In the circumstances, the point of throwing out numbers that swung wildly between upper and lower ranges wasn’t entirely clear.

We got financing needs of €130bn based on current minimum MREL eligibility requirements and including capital buffers only in the loss-absorption amount (aka the LA buffer); double that amount (€260bn) if term corporate deposits are excluded; €290bn if buffers are included in both the recap and loss-absorption amounts and banks are required to have at least 8% of TLOF in MREL; €470bn if term corporate deposits are excluded. (see story page 16)

And “depending on different hypothetical scenarios” there’s an additional loss-absorbing capacity need in the range of €340bn to €790bn if senior unsecured debt is excluded from MREL and an equivalent increase in junior debt instruments is required. Not sure what we’re supposed to make of all of that.

HERE’S ANOTHER THING that grinds my gears. At the top of the half-dozen recommendations in the EBA report is one that seeks to achieve alignment between CRR/CRD regulatory requirements and TLAC (and reduce complexity without substantive changes to the MREL-setting process) by switching the MREL reference base from total liabilities and own funds to RWA with, in time, a leverage ratio exposure backstop in parallel with the phase-in of the leverage ratio requirement within the capital framework.

Plan B is to switch MREL calibration to leverage ratio exposure as a more consistently-applied non-risk sensitive measure. Plan C is clarifying the definition of the existing denominator either in Level 1 text or through the introduction of a Level 2 mandate.

Ever since we got the capital/TLAC and MREL blueprints, policymakers have gone to great lengths to ensure mutual cognisance of developments but have at the same time stayed on their parallel tracks. But the EBA considers now (depending on interaction with automatic restrictions on voluntary distributions) that maintaining a coherent link between MREL and capital requirements would be simpler if both used a consistent denominator.

And it thinks that consistency between the MREL and capital frameworks would be improved by a consistent approach to the stacking of capital buffers with minimum requirements of all kinds, as proposed in the TLAC standard.

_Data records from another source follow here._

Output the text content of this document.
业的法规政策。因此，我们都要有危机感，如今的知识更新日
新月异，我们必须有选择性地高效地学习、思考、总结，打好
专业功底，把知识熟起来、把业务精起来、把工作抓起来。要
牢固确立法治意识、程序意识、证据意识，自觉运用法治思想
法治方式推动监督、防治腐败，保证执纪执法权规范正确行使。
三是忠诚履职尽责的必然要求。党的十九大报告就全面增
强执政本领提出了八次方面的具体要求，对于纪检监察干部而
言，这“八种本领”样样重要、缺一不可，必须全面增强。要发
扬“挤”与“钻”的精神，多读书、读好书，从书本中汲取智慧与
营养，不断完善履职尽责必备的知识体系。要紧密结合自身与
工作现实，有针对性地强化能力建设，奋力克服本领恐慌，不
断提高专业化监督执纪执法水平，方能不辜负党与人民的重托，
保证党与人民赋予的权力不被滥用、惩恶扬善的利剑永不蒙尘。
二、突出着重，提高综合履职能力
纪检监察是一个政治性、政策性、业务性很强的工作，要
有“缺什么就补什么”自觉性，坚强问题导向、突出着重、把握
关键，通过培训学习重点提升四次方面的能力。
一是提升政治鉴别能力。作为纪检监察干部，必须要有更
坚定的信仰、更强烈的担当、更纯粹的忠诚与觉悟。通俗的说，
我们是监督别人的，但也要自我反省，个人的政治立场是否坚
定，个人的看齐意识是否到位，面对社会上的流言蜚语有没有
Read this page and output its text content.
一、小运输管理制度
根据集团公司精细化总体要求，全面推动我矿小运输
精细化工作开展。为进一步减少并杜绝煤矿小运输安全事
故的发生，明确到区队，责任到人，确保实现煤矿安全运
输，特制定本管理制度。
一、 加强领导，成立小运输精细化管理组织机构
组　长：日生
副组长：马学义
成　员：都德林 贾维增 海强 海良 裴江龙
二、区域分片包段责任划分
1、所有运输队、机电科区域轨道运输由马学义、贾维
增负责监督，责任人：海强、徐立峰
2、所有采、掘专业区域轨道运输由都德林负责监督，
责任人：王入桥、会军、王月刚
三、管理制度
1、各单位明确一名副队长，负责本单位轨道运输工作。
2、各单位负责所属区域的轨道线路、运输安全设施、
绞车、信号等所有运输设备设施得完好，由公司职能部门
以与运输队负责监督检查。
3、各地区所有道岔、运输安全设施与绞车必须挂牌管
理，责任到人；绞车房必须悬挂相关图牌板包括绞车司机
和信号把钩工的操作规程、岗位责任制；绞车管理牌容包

There’s been an awful lot of talk about coherence and consistency in and around the evolving capital and resolution debate. But if those watchwords were enshrined in the process from the get-go, I suspect the MREL and TLAC truck drivers might not have insisted on taking different routes in different models when they had plotted the same GPS co-ordinates and were heading for the same destination. Travelling in convoy might have been the better option if they couldn’t sit in the same cabin.

As I’ve written before, this entire issue has become so convoluted and drawn out that people have become fatigued by it. I sense more than a subtle change in the attitude towards bank capital and resolution.

The intense complexity of the emerging frameworks, inherent uncertainties about whether they will be fit for purpose, the political hot potato of bailing-in retail; and EU rules that tie the hands of sovereign governments in resolving their banking sectors are starting to create a groundswell of support for something altogether simpler.

There may be no going back to the notion of taxpayer bailouts but I wonder if a recalibrated notion of State Loans 2.0 extended with a clear profit motive for the public purse (and devoid of any negative semantic baggage around taxpayers footing the bill for fat cat bankers) to keep distressed banks afloat as going concerns while they fix their problems won’t start to be seen as a better way forward.